According to an FBI alert, teams of North Korean malicious cyber actors are targeting specific decentralized finance or cryptocurrency-related businesses with social engineering to gain unauthorized access to the companies’ networks to deploy malware and steal cryptocurrency.
Details: The alert said North Korean cybercriminals have researched entities connected to cryptocurrency exchange-traded funds, suggesting actors may attempt malicious cyber activities against companies associated with cryptocurrency ETFs or other crypto-related financial products.
Goal: The FBI said North Korea is conducting these attacks—which have totaled $3 billion in the last several years—to fund the country’s weapons of mass destruction program.
Policy Recommendations: The Commodity Futures Trading Commission’s Technology Advisory Committee in January called on the government to address risks posed by decentralized finance, or DeFi, including its susceptibility to hacks and exploits.

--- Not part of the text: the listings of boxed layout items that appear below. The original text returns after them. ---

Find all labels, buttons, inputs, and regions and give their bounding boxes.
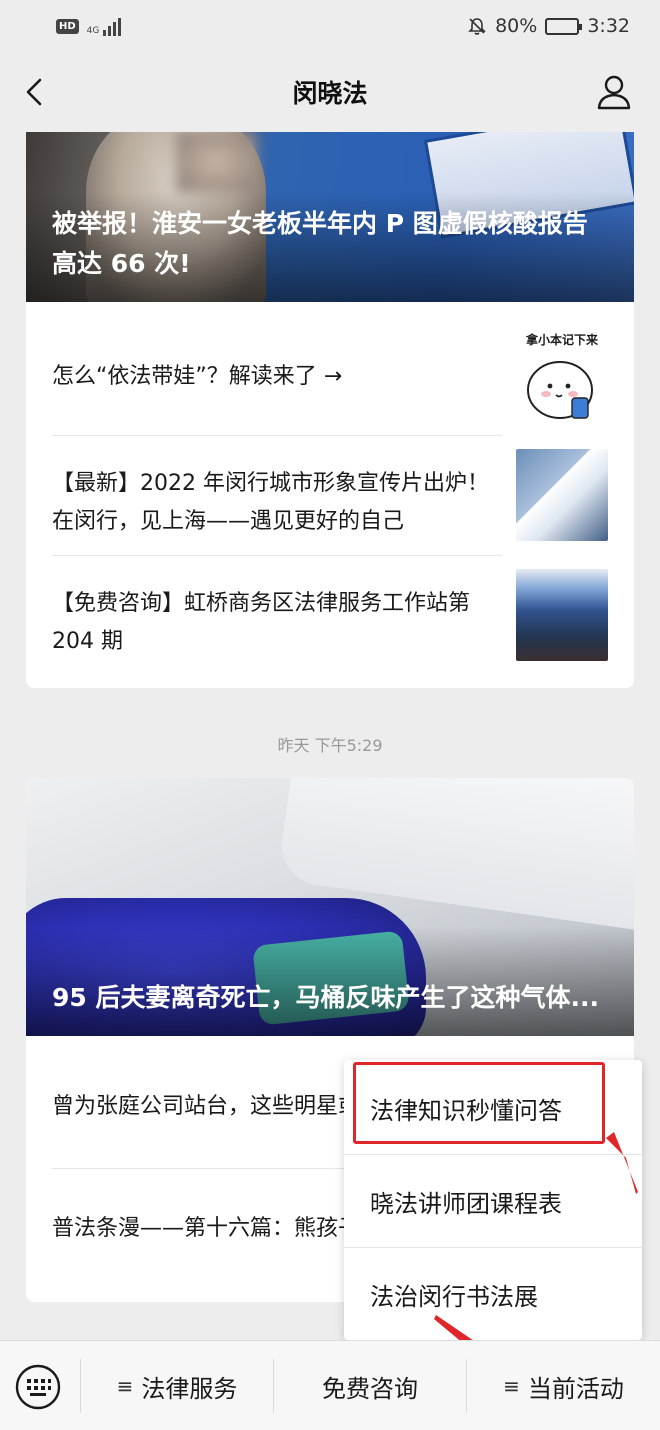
- clock: 3:32: [587, 15, 630, 37]
- menu-legal-services[interactable]: ≡ 法律服务: [81, 1341, 273, 1430]
- list-item[interactable]: 怎么“依法带娃”？解读来了 → 拿小本记下来: [52, 322, 608, 432]
- sticker-icon: [527, 361, 593, 419]
- list-item[interactable]: 【免费咨询】虹桥商务区法律服务工作站第 204 期: [52, 567, 608, 679]
- item-thumbnail: [516, 449, 608, 541]
- menu-list-icon: ≡: [116, 1374, 134, 1398]
- popup-item-calligraphy-exhibition[interactable]: 法治闵行书法展: [344, 1248, 642, 1340]
- message-timestamp: 昨天 下午5:29: [277, 736, 383, 755]
- menu-list-icon: ≡: [503, 1374, 520, 1398]
- list-item[interactable]: 【最新】2022 年闵行城市形象宣传片出炉！在闵行，见上海——遇见更好的自己: [52, 447, 608, 559]
- keyboard-icon[interactable]: [14, 1363, 62, 1411]
- thumbnail-caption: 拿小本记下来: [525, 333, 598, 347]
- item-title: 【免费咨询】虹桥商务区法律服务工作站第 204 期: [52, 591, 471, 654]
- status-bar: HD 4G 80% 3:32: [0, 0, 660, 52]
- mute-bell-icon: [468, 18, 487, 35]
- popup-item-lecture-schedule[interactable]: 晓法讲师团课程表: [344, 1155, 642, 1247]
- bottom-menu-bar: ≡ 法律服务 免费咨询 ≡ 当前活动: [0, 1340, 660, 1430]
- item-title: 怎么“依法带娃”？解读来了 →: [52, 364, 343, 389]
- menu-label: 当前活动: [527, 1374, 624, 1403]
- article-card-1: 被举报！淮安一女老板半年内 P 图虚假核酸报告高达 66 次! 怎么“依法带娃”…: [26, 132, 634, 688]
- menu-label: 免费咨询: [322, 1374, 418, 1403]
- hero-title: 95 后夫妻离奇死亡，马桶反味产生了这种气体...: [52, 983, 599, 1012]
- battery-percent: 80%: [495, 15, 538, 37]
- hero-article-2[interactable]: 95 后夫妻离奇死亡，马桶反味产生了这种气体...: [26, 778, 634, 1036]
- menu-free-consultation[interactable]: 免费咨询: [274, 1341, 466, 1430]
- hero-title: 被举报！淮安一女老板半年内 P 图虚假核酸报告高达 66 次!: [52, 209, 588, 278]
- item-thumbnail: 拿小本记下来: [516, 331, 608, 423]
- back-chevron-icon[interactable]: [18, 74, 54, 110]
- page-title: 闵晓法: [292, 79, 368, 108]
- signal-icon: 4G: [87, 16, 122, 36]
- status-right: 80% 3:32: [467, 15, 630, 37]
- item-thumbnail: [516, 569, 608, 661]
- hd-badge: HD: [56, 18, 79, 34]
- profile-icon[interactable]: [594, 72, 634, 112]
- battery-icon: [545, 17, 583, 35]
- hero-article-1[interactable]: 被举报！淮安一女老板半年内 P 图虚假核酸报告高达 66 次!: [26, 132, 634, 302]
- hero-image-blur: [176, 132, 256, 192]
- network-type: 4G: [86, 26, 100, 36]
- nav-bar: 闵晓法: [0, 52, 660, 132]
- menu-label: 法律服务: [141, 1374, 238, 1403]
- status-left: HD 4G: [56, 16, 122, 36]
- highlight-box-legal-qa: [353, 1062, 605, 1144]
- menu-current-activity[interactable]: ≡ 当前活动: [467, 1341, 660, 1430]
- item-title: 【最新】2022 年闵行城市形象宣传片出炉！在闵行，见上海——遇见更好的自己: [52, 471, 489, 534]
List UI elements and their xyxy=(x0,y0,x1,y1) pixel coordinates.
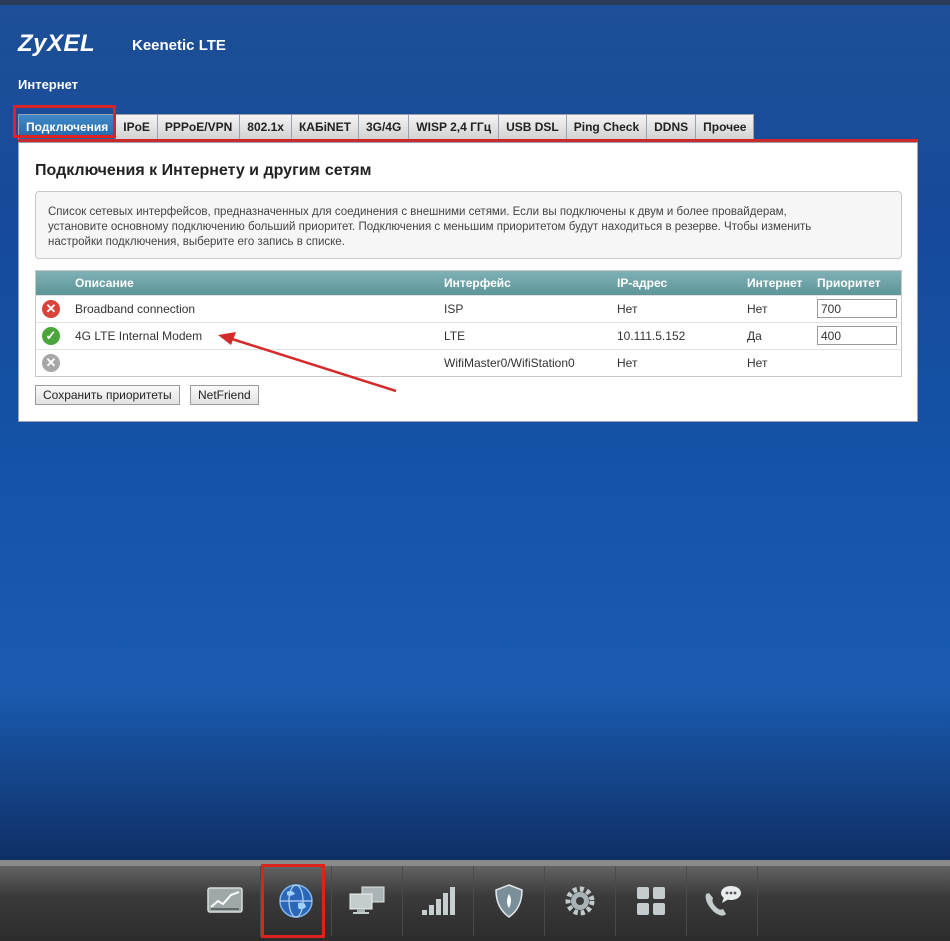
tab-ipoe[interactable]: IPoE xyxy=(115,114,158,139)
header-priority: Приоритет xyxy=(817,276,881,290)
computers-icon xyxy=(349,886,385,914)
tab-ddns[interactable]: DDNS xyxy=(646,114,697,139)
row-internet: Да xyxy=(747,329,762,343)
header-ip: IP-адрес xyxy=(617,276,668,290)
tab-ping-check[interactable]: Ping Check xyxy=(565,114,648,139)
phone-chat-icon xyxy=(705,886,741,916)
connections-panel: Подключения к Интернету и другим сетям С… xyxy=(18,142,918,422)
row-ip: 10.111.5.152 xyxy=(617,329,686,343)
panel-title: Подключения к Интернету и другим сетям xyxy=(35,162,372,179)
row-description[interactable]: Broadband connection xyxy=(75,296,195,322)
row-interface: ISP xyxy=(444,302,464,316)
tab-pppoe-vpn[interactable]: PPPoE/VPN xyxy=(156,114,241,139)
tab-8021x[interactable]: 802.1x xyxy=(239,114,292,139)
zyxel-logo: ZyXEL xyxy=(18,30,96,57)
row-interface: LTE xyxy=(444,329,466,343)
netfriend-button[interactable]: NetFriend xyxy=(190,385,259,405)
monitor-chart-icon xyxy=(207,887,243,913)
shield-icon xyxy=(495,884,523,918)
tab-bar: Подключения IPoE PPPoE/VPN 802.1x КАБiNE… xyxy=(18,114,755,139)
disabled-status-icon: ✕ xyxy=(42,354,60,372)
gear-icon xyxy=(565,886,595,916)
row-description[interactable]: 4G LTE Internal Modem xyxy=(75,323,202,349)
row-interface: WifiMaster0/WifiStation0 xyxy=(444,356,575,370)
nav-security[interactable] xyxy=(474,866,545,936)
highlight-nav-internet xyxy=(261,864,325,938)
nav-telephony[interactable] xyxy=(687,866,758,936)
table-row[interactable]: ✕ WifiMaster0/WifiStation0 Нет Нет xyxy=(36,349,901,376)
priority-input[interactable] xyxy=(817,299,897,318)
apps-grid-icon xyxy=(637,887,665,915)
nav-apps[interactable] xyxy=(616,866,687,936)
table-row[interactable]: ✕ Broadband connection ISP Нет Нет xyxy=(36,295,901,322)
info-text-line: настройки подключения, выберите его запи… xyxy=(48,236,345,248)
save-priorities-button[interactable]: Сохранить приоритеты xyxy=(35,385,180,405)
priority-input[interactable] xyxy=(817,326,897,345)
nav-system[interactable] xyxy=(545,866,616,936)
row-internet: Нет xyxy=(747,302,768,316)
header-description: Описание xyxy=(75,276,134,290)
tab-usb-dsl[interactable]: USB DSL xyxy=(498,114,567,139)
table-header: Описание Интерфейс IP-адрес Интернет При… xyxy=(36,271,901,295)
section-title: Интернет xyxy=(18,77,79,92)
row-ip: Нет xyxy=(617,302,638,316)
connections-table: Описание Интерфейс IP-адрес Интернет При… xyxy=(35,270,902,377)
ok-status-icon: ✓ xyxy=(42,327,60,345)
window-top-edge xyxy=(0,0,950,5)
info-text-line: Список сетевых интерфейсов, предназначен… xyxy=(48,206,787,218)
nav-wifi[interactable] xyxy=(403,866,474,936)
row-internet: Нет xyxy=(747,356,768,370)
header-internet: Интернет xyxy=(747,276,803,290)
row-ip: Нет xyxy=(617,356,638,370)
table-row[interactable]: ✓ 4G LTE Internal Modem LTE 10.111.5.152… xyxy=(36,322,901,349)
info-box: Список сетевых интерфейсов, предназначен… xyxy=(35,191,902,259)
nav-home-network[interactable] xyxy=(332,866,403,936)
signal-bars-icon xyxy=(422,887,455,915)
tab-kabinet[interactable]: КАБiNET xyxy=(290,114,359,139)
header-interface: Интерфейс xyxy=(444,276,511,290)
tab-wisp[interactable]: WISP 2,4 ГГц xyxy=(408,114,500,139)
info-text-line: установите основному подключению больший… xyxy=(48,221,812,233)
tab-other[interactable]: Прочее xyxy=(695,114,755,139)
highlight-active-tab xyxy=(13,105,116,138)
nav-monitor[interactable] xyxy=(190,866,261,936)
device-model: Keenetic LTE xyxy=(132,37,226,54)
error-status-icon: ✕ xyxy=(42,300,60,318)
tab-3g4g[interactable]: 3G/4G xyxy=(357,114,410,139)
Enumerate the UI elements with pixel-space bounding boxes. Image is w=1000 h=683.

The International Organization of Securities Commissions previously finalized ICBA-supported recommendations calling for more consistent regulatory frameworks and oversight of DeFi across its member jurisdictions.
ICBA View: In a comment letter, ICBA said IOSCO’s recommendations will help identify and manage key risks, ensure clear and comprehensive disclosures, and foster cross-border cooperation. ICBA also urged the Financial Crimes Enforcement Network to strengthen its crypto mixer proposal to help curtail North Korea’s money laundering operations.